On the first night, after the first dinner with Beatrice, I’m reminded that people can disappear without warning. We flow seamlessly from lively-dinner-table to sparse-living-room chat, and then suddenly some of them are gone – off to bed, more writing or night-time thinking. This is something you can do, I realize.
So I cross the olive garden at night for the first time, on my way to the tower. The darkness is thick, the villa and the tower just specks of light. I can’t see but hear Jamaica scuttling around, following me discreetly, on her way to my bed. She’s adopted me on day one, and will stick to the point till the very last day. I’m her human, this time around. I hear she’s known to switch humans easily, but who can blame her? I can even relate to that, somehow, and just enjoy her puzzling presence. She’s like a fuzzy eager walking question mark, only coming into focus when she needs to chase thrown objects around the property. These night-time walks will set the pace of my time here, allowing me to sort out the words I’ve gathered during the day. Mostly, it’s my words. The silence is huge, a wide flat expanse that can be fun or terrifying depending on the day, so making out someone in the distance always feels good.
That’s why I love my occasional shared moment with Monica, at the tower. She’ll emerge – or rather descend – from her sunset-flooded nest on top of the tower around dinnertime. I’ll roll a cigarette for her, we’ll drink some wine. Update each other on what we think we have discovered about the mysterious ways this place operates, all the unspoken links and things we can fantasize about. A few days into the residency, I realize I can tell when Monica has had a good writing day. She’ll be content, laughing easily. Other times she’ll be restless – the high of making temporary sense of things having eluded her for the day.
There will be one long walk, my first and only foray into the surrounding hills. On that day, sunlight will come back with a vengeance after a few days of rain, and I’ll see bleach-white birches cut into a deep-blue sky, walking with Sean and Jamaica, speaking only when necessary.

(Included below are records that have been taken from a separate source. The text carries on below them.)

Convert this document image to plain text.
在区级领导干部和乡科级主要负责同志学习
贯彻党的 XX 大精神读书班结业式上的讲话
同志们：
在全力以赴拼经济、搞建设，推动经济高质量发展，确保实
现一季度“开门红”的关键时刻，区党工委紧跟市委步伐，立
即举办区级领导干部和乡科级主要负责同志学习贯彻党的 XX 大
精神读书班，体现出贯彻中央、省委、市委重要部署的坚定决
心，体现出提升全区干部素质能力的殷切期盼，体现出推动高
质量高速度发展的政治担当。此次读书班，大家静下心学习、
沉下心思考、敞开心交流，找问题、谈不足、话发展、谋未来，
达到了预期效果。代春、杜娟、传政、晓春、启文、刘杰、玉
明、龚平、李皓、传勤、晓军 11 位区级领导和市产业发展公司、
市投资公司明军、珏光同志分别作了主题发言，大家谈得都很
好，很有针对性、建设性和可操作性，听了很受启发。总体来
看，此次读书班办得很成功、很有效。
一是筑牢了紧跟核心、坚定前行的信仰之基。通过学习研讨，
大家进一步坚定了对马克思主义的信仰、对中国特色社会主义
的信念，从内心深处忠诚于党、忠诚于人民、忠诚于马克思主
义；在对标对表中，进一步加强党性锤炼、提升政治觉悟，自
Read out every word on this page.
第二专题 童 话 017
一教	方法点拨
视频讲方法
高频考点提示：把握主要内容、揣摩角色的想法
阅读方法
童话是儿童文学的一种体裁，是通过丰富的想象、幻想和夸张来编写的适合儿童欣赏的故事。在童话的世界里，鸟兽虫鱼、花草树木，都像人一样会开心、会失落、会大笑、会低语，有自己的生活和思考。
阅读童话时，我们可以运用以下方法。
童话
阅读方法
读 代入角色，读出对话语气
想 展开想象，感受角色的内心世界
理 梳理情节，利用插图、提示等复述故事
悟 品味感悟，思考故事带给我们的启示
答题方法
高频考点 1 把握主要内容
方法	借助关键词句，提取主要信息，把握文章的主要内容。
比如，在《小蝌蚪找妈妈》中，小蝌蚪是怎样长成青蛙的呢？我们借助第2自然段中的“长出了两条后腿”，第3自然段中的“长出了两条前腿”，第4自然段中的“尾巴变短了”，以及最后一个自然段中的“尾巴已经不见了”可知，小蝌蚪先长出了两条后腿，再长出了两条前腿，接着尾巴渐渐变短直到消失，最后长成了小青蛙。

What they say about this place is true: I’m not a writer, I just happen to share some of their tools, but this amount of beauty (of all kinds: storms can be loud and dramatic here, the wind tense, and it can feel like the whole place might be swept up in a second), paired with an inordinate amount of time, space and solitude, could expand anyone’s soul, and turn anyone hyper-productive. I’m done with the job I’d set out to do – a play about artificial intelligence, memory and growing older that resonates wildly as I navigate the villa and Beatrice’s stories – in less than two weeks. Then I start working on something else, a strange inner springtime taking over my soul, making it bloom with connections and plans. Because I’ve been given this priceless gift, I spend some time observing the giver, Beatrice. She seems to be really enjoying the human fresco she’s been curating for the past few decades, so I let myself enjoy being a stroke on her canvas.